Offering high rates can also trigger unwelcome attention from regulators. Some regulators have told community banks that the deposits they collect through a digital-only bank won’t get classified as core deposits, said Chris DeCresce, a banking attorney at Covington & Burling. That means those deposits won’t provide as much benefit to a bank’s capital ratios.
“Regulators are concerned that if you price these high enough, and then JPMorgan or [Citigroup] raise their rates high enough, the community bank is going to lose all their digital deposits,” DeCresce said.
Regulators may also be concerned that a community bank that has suddenly expanded to a national platform has not implemented the necessary know-your-customer requirements, said Cliff Stanford, a banking attorney at Alston & Bird.
“There is at least a question around, do you know the source of these deposits?” Stanford said.
Other regulatory considerations come into play. Digital-only banks must follow the same fair-lending standards as a physical branch. But an online or mobile channel can introduce unintended consequences, Stanford said.
“You need to be careful in thinking about your credit models and who has access to the digital banking product,” Stanford said.
Some vendors’ technology products address those concerns. Fiserv’s OpenNow/FundNow product includes tools to comply with KYC and anti-money-laundering regulations, said Whitney Stewart, senior vice president of e-payments product management.
“It helps you do background checks and it also helps the customer digitally fund their account,” she said.

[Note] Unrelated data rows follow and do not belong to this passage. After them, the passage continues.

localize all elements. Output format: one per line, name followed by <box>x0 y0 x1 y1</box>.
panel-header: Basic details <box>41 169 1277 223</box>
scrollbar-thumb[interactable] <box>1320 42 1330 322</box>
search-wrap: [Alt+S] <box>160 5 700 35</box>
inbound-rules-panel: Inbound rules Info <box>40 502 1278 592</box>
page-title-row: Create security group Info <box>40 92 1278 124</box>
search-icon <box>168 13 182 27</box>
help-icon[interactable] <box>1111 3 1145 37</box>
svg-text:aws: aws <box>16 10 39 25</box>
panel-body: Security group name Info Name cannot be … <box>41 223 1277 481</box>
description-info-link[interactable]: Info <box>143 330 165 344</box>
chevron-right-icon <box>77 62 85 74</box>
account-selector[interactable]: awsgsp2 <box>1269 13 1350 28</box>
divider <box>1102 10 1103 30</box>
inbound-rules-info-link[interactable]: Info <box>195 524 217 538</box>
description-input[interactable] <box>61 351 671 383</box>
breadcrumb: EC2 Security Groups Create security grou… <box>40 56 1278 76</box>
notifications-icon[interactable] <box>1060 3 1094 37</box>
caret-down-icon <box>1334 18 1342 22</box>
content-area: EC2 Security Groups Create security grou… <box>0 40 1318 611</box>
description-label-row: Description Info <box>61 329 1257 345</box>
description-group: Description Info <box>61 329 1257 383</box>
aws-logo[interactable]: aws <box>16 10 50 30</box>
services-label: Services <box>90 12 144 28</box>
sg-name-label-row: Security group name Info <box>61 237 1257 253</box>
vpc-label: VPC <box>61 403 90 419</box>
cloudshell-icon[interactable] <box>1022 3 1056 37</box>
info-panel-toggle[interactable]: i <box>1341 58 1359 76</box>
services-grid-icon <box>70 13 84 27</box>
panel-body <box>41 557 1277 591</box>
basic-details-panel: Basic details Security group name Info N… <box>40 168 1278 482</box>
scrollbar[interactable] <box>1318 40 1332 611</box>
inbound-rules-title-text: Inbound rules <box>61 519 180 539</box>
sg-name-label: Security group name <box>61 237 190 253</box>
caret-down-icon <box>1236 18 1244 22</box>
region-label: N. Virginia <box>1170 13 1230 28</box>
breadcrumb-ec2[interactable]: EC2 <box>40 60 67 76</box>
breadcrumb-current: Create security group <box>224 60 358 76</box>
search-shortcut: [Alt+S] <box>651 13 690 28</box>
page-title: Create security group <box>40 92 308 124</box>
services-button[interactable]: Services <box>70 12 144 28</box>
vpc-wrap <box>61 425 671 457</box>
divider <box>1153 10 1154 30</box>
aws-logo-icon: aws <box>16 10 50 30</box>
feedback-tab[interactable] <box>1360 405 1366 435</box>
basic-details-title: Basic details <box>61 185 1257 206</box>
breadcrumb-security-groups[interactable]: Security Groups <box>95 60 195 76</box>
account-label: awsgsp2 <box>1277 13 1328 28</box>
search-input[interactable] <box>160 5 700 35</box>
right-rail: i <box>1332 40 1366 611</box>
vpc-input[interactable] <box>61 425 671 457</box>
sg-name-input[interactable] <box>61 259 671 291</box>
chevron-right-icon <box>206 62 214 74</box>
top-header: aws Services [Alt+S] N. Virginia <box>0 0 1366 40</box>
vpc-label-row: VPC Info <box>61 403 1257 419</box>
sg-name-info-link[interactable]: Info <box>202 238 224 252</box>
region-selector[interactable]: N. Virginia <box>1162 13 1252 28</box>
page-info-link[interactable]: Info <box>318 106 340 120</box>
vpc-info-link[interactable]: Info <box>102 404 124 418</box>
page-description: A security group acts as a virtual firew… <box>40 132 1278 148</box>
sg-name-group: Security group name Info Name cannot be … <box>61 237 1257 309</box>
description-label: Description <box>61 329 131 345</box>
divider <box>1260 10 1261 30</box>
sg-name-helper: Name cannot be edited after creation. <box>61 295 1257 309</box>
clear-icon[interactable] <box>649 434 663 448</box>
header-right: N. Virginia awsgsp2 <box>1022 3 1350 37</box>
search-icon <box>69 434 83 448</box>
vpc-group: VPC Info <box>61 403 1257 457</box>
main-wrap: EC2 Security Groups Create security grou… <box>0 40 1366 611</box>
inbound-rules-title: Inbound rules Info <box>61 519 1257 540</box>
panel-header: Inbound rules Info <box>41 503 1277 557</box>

But regulators may also take notice if an increasing number of banks introduce digital-only products due to systemic risk concerns, Stanford said. Regulators may pursue the same thinking as when the Financial Stability Oversight Council in 2016 said marketplace lending and distributed ledger technology were new sources of risk to the financial system.
“The more that banks pile into this space [of digital-only banking], the more the profile rises in terms of systemic concerns,” Stanford said. “It’s just like the run-up to the financial crisis, where everyone’s business model was the same and everyone was chasing the same thing.”

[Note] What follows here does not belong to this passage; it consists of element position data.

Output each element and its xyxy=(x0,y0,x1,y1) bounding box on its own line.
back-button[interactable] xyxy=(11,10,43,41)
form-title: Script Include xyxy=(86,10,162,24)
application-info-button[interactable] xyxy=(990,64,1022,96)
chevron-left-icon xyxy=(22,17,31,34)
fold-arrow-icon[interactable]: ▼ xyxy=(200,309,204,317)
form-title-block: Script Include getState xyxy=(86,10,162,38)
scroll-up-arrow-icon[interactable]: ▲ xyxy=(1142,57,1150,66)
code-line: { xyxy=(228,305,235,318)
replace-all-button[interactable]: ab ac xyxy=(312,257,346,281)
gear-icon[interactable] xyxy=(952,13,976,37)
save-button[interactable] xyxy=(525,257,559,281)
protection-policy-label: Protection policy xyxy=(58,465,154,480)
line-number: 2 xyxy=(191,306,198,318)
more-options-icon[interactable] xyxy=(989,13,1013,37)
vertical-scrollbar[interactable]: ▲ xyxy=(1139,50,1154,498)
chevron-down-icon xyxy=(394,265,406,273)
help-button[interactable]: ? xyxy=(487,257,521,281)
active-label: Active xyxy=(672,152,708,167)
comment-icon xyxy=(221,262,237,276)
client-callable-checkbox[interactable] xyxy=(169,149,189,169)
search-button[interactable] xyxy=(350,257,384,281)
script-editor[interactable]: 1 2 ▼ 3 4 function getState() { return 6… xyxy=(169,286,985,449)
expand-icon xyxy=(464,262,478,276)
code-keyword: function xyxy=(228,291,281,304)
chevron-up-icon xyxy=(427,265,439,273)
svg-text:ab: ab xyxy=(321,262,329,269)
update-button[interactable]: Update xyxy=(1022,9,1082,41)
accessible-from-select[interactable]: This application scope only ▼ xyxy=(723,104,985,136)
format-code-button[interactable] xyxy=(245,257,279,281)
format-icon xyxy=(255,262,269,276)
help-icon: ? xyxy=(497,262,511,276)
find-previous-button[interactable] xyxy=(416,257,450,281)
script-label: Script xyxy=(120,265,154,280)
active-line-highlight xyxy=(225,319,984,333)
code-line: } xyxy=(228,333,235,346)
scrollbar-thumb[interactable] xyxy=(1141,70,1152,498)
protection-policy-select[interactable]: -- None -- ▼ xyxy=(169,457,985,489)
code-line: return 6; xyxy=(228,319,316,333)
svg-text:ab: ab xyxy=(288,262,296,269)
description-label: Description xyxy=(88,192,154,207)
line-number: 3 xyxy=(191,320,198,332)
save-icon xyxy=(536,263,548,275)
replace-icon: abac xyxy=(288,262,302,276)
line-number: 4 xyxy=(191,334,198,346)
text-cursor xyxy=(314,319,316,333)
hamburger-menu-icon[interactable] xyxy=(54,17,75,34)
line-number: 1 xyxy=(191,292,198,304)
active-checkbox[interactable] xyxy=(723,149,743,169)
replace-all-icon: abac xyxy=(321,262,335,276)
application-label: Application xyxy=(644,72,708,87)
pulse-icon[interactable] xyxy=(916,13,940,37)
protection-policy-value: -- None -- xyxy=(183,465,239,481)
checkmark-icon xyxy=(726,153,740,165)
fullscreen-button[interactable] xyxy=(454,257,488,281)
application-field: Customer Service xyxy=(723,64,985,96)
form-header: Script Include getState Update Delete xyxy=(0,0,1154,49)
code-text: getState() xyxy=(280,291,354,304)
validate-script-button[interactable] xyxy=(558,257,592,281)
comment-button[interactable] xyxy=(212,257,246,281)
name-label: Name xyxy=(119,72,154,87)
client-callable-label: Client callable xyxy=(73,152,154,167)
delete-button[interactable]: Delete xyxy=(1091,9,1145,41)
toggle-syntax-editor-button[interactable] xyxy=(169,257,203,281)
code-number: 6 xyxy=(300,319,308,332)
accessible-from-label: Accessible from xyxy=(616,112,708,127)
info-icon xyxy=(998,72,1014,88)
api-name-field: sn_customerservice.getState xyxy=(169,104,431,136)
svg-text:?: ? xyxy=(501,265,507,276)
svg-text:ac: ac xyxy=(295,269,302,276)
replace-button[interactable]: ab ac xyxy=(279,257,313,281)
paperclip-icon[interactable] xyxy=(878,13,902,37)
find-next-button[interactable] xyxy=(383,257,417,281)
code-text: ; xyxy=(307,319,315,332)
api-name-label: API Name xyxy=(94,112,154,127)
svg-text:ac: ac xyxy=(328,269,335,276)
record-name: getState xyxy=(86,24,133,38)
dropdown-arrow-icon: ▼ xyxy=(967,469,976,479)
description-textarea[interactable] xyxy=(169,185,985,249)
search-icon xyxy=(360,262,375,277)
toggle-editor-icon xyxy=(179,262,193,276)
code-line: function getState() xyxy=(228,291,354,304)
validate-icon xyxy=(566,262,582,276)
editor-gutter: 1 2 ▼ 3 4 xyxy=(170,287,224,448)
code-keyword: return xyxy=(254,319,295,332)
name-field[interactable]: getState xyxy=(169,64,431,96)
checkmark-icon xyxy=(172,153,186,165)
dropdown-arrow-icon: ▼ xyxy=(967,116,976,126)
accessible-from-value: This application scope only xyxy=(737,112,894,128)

Even with all of these concerns, many community banks are seriously exploring digital-only banks and most should be able to operate them successfully, Stewart said. They just need to think about how they’ll handle the new issues that are raised by digital-only businesses.
“There are nuances that have to be thought through,” she said. “The nice thing about having branches is that they’re always your safety net. When a customer has problems, they can always go to a branch. What happens if your digital client gets stuck and they don’t have a branch to go to?”
Stacey Zengel, the president of the banking division at Jack Henry & Associates, said he thinks it’s possible for these institutions to succeed even in a crowded field.
“I believe there are ways to get noticed other than rate,” Zengel said. “You can bundle other products into their account structure, for example. Yes, it’s a supply and demand issue. But it’s really a choice about who you want to do business with.”